I glance away from the ass of my dreams and do a double take. Standing beside me is the most interesting man in the world. No. Not that one. This one has silver-hair and is dressed in a classy marching band uniform, with a pair of blinged-out glasses perched on the edge of his nose. Look out, Elton John.
“Mr. Gordon?” This has to be the concierge who’s in charge of everything from maintenance and security to mood swings and local gossip. Based on our email exchanges, I’ve gathered he’s the ultimate guardian at the gate, and one of only a small handful who know how to contact the owner of the building in case of emergencies.
I’d be smart to stay on his good side.
Without acknowledging the brooding elephant in the lobby, he holds out my welcome basket. As if anything could top the Butt that was Promised. As if I were a child that could be easily distracted by—“Are those kumquats?”

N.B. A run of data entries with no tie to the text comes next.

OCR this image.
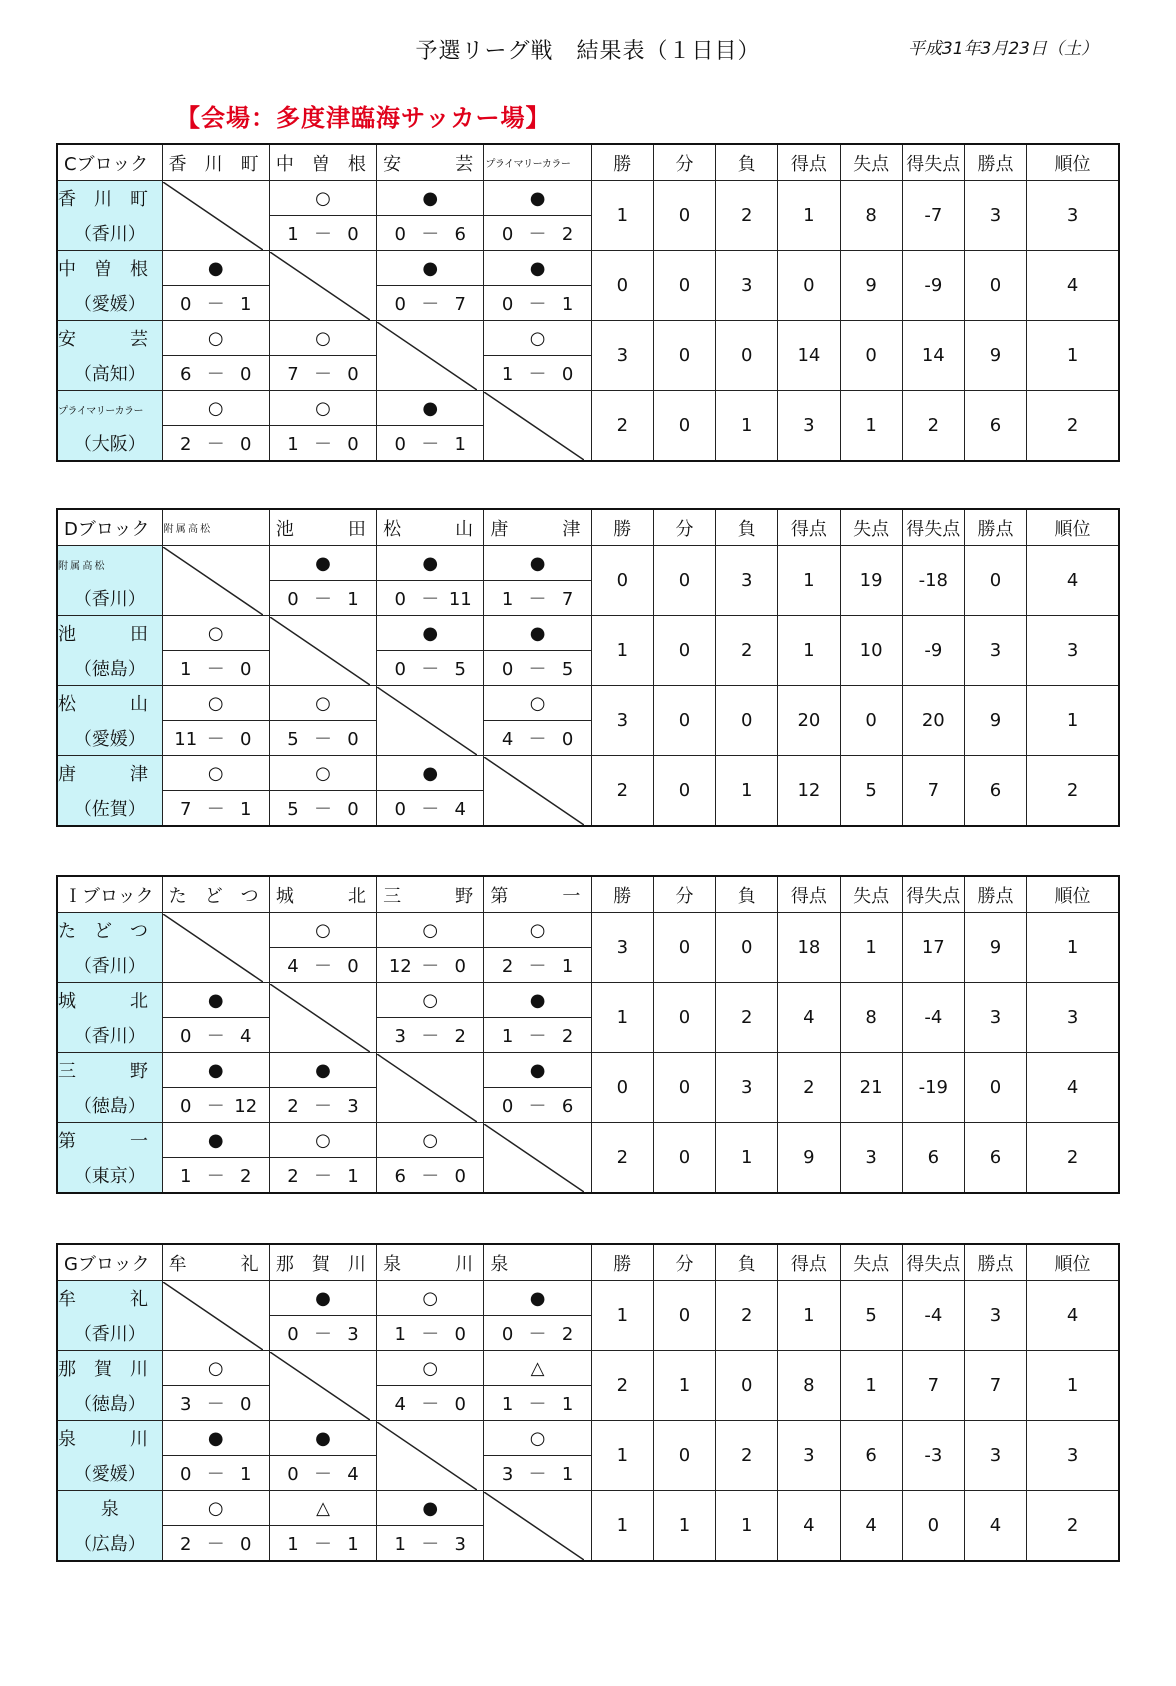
予選リーグ戦　結果表（１日目）	平成31年3月23日（土）
【会場：多度津臨海サッカー場】
Cブロック	香　川　町	中　曽　根	安　　　芸	プライマリーカラー	勝	分	負	得点	失点	得失点	勝点	順位
香　川　町		○	●	●	1	0	2	1	8	-7	3	3
（香川）		1 － 0	0 － 6	0 － 2								
中　曽　根	●		●	●	0	0	3	0	9	-9	0	4
（愛媛）	0 － 1		0 － 7	0 － 1								
安　　　芸	○	○		○	3	0	0	14	0	14	9	1
（高知）	6 － 0	7 － 0		1 － 0								
プライマリーカラー	○	○	●		2	0	1	3	1	2	6	2
（大阪）	2 － 0	1 － 0	0 － 1									
Dブロック	附 属 高 松	池　　　田	松　　　山	唐　　　津	勝	分	負	得点	失点	得失点	勝点	順位
附 属 高 松		●	●	●	0	0	3	1	19	-18	0	4
（香川）		0 － 1	0 － 11	1 － 7								
池　　　田	○		●	●	1	0	2	1	10	-9	3	3
（徳島）	1 － 0		0 － 5	0 － 5								
松　　　山	○	○		○	3	0	0	20	0	20	9	1
（愛媛）	11 － 0	5 － 0		4 － 0								
唐　　　津	○	○	●		2	0	1	12	5	7	6	2
（佐賀）	7 － 1	5 － 0	0 － 4									
Ｉブロック	た　ど　つ	城　　　北	三　　　野	第　　　一	勝	分	負	得点	失点	得失点	勝点	順位
た　ど　つ		○	○	○	3	0	0	18	1	17	9	1
（香川）		4 － 0	12 － 0	2 － 1								
城　　　北	●		○	●	1	0	2	4	8	-4	3	3
（香川）	0 － 4		3 － 2	1 － 2								
三　　　野	●	●		●	0	0	3	2	21	-19	0	4
（徳島）	0 － 12	2 － 3		0 － 6								
第　　　一	●	○	○		2	0	1	9	3	6	6	2
（東京）	1 － 2	2 － 1	6 － 0									
Gブロック	牟　　　礼	那　賀　川	泉　　　川	泉	勝	分	負	得点	失点	得失点	勝点	順位
牟　　　礼		●	○	●	1	0	2	1	5	-4	3	4
（香川）		0 － 3	1 － 0	0 － 2								
那　賀　川	○		○	△	2	1	0	8	1	7	7	1
（徳島）	3 － 0		4 － 0	1 － 1								
泉　　　川	●	●		○	1	0	2	3	6	-3	3	3
（愛媛）	0 － 1	0 － 4		3 － 1								
泉	○	△	●		1	1	1	4	4	0	4	2
（広島）	2 － 0	1 － 1	1 － 3									
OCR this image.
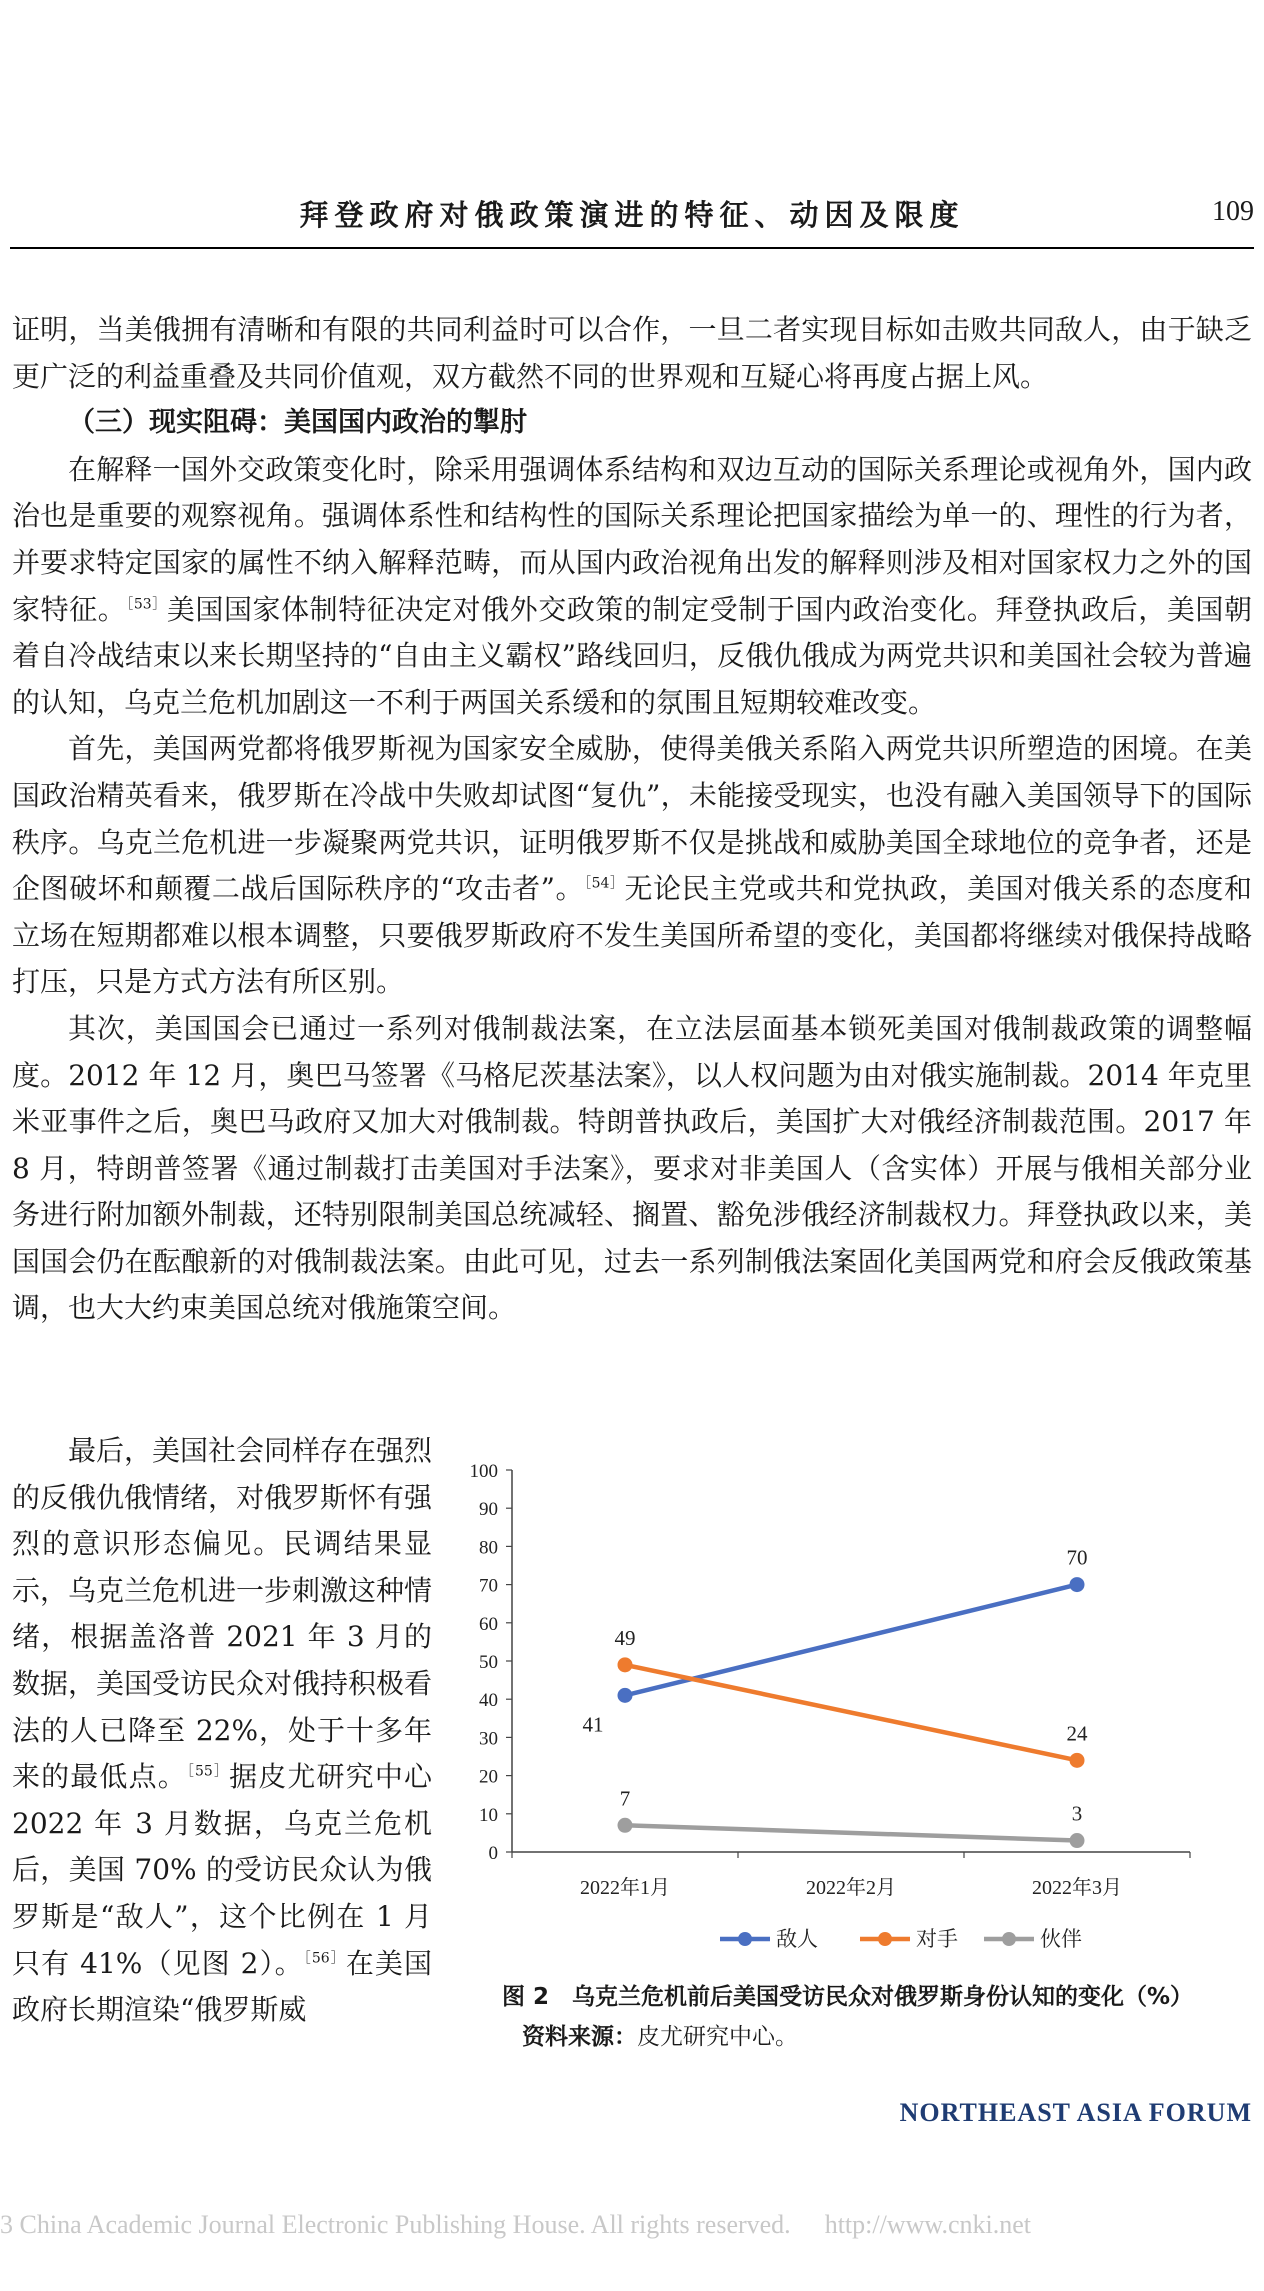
拜登政府对俄政策演进的特征、动因及限度	109

证明，当美俄拥有清晰和有限的共同利益时可以合作，一旦二者实现目标如击败共同敌人，由于缺乏更广泛的利益重叠及共同价值观，双方截然不同的世界观和互疑心将再度占据上风。

（三）现实阻碍：美国国内政治的掣肘

在解释一国外交政策变化时，除采用强调体系结构和双边互动的国际关系理论或视角外，国内政治也是重要的观察视角。强调体系性和结构性的国际关系理论把国家描绘为单一的、理性的行为者，并要求特定国家的属性不纳入解释范畴，而从国内政治视角出发的解释则涉及相对国家权力之外的国家特征。$^{[53]}$美国国家体制特征决定对俄外交政策的制定受制于国内政治变化。拜登执政后，美国朝着自冷战结束以来长期坚持的“自由主义霸权”路线回归，反俄仇俄成为两党共识和美国社会较为普遍的认知，乌克兰危机加剧这一不利于两国关系缓和的氛围且短期较难改变。

首先，美国两党都将俄罗斯视为国家安全威胁，使得美俄关系陷入两党共识所塑造的困境。在美国政治精英看来，俄罗斯在冷战中失败却试图“复仇”，未能接受现实，也没有融入美国领导下的国际秩序。乌克兰危机进一步凝聚两党共识，证明俄罗斯不仅是挑战和威胁美国全球地位的竞争者，还是企图破坏和颠覆二战后国际秩序的“攻击者”。$^{[54]}$无论民主党或共和党执政，美国对俄关系的态度和立场在短期都难以根本调整，只要俄罗斯政府不发生美国所希望的变化，美国都将继续对俄保持战略打压，只是方式方法有所区别。

其次，美国国会已通过一系列对俄制裁法案，在立法层面基本锁死美国对俄制裁政策的调整幅度。2012 年 12 月，奥巴马签署《马格尼茨基法案》，以人权问题为由对俄实施制裁。2014 年克里米亚事件之后，奥巴马政府又加大对俄制裁。特朗普执政后，美国扩大对俄经济制裁范围。2017 年 8 月，特朗普签署《通过制裁打击美国对手法案》，要求对非美国人（含实体）开展与俄相关部分业务进行附加额外制裁，还特别限制美国总统减轻、搁置、豁免涉俄经济制裁权力。拜登执政以来，美国国会仍在酝酿新的对俄制裁法案。由此可见，过去一系列制俄法案固化美国两党和府会反俄政策基调，也大大约束美国总统对俄施策空间。

最后，美国社会同样存在强烈的反俄仇俄情绪，对俄罗斯怀有强烈的意识形态偏见。民调结果显示，乌克兰危机进一步刺激这种情绪，根据盖洛普 2021 年 3 月的数据，美国受访民众对俄持积极看法的人已降至 22%，处于十多年来的最低点。$^{[55]}$据皮尤研究中心 2022 年 3 月数据，乌克兰危机后，美国 70% 的受访民众认为俄罗斯是“敌人”，这个比例在 1 月只有 41%（见图 2）。$^{[56]}$在美国政府长期渲染“俄罗斯威

0
10
20
30
40
50
60
70
80
90
100
2022年1月	2022年2月	2022年3月
41
70
49
24
7
3
敌人	对手	伙伴
图 2　乌克兰危机前后美国受访民众对俄罗斯身份认知的变化（%）
资料来源：皮尤研究中心。
NORTHEAST ASIA FORUM
3 China Academic Journal Electronic Publishing House. All rights reserved. http://www.cnki.net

“Yes, sir.” He hands the basket over and my stomach growls, the sound embarrassingly loud in the now silent lobby. I might have missed a few meals today, and I only remember that fact when I see the caramels, fresh chocolate chip muffins, kumquats, figs, kiwis and a bundle of baby bananas in this basket made of magic.
Tiny fruits are a weakness of mine, and not only because they make my hands look bigger. The question is, how does he know that about me? Is Mr. Gordon a psychic? A wizard? A spy?
“Mr. Redmond, if you’ll allow me to escort you to your penthouse.”
I can’t resist the formal, possibly effected Jeeves voice. “Sure. I love a good escort.”
That came out wrong.
I start to follow him to the elevators, but I can’t resist glancing back for one final glimpse of the Cavill clone. My gut twists unexpectedly at the sight of his hunched shoulders as he studies his phone.
Bad news?
You can’t know that. You’re not a psychic wizard spy like Mr. Gordon. Your dick is confusing you.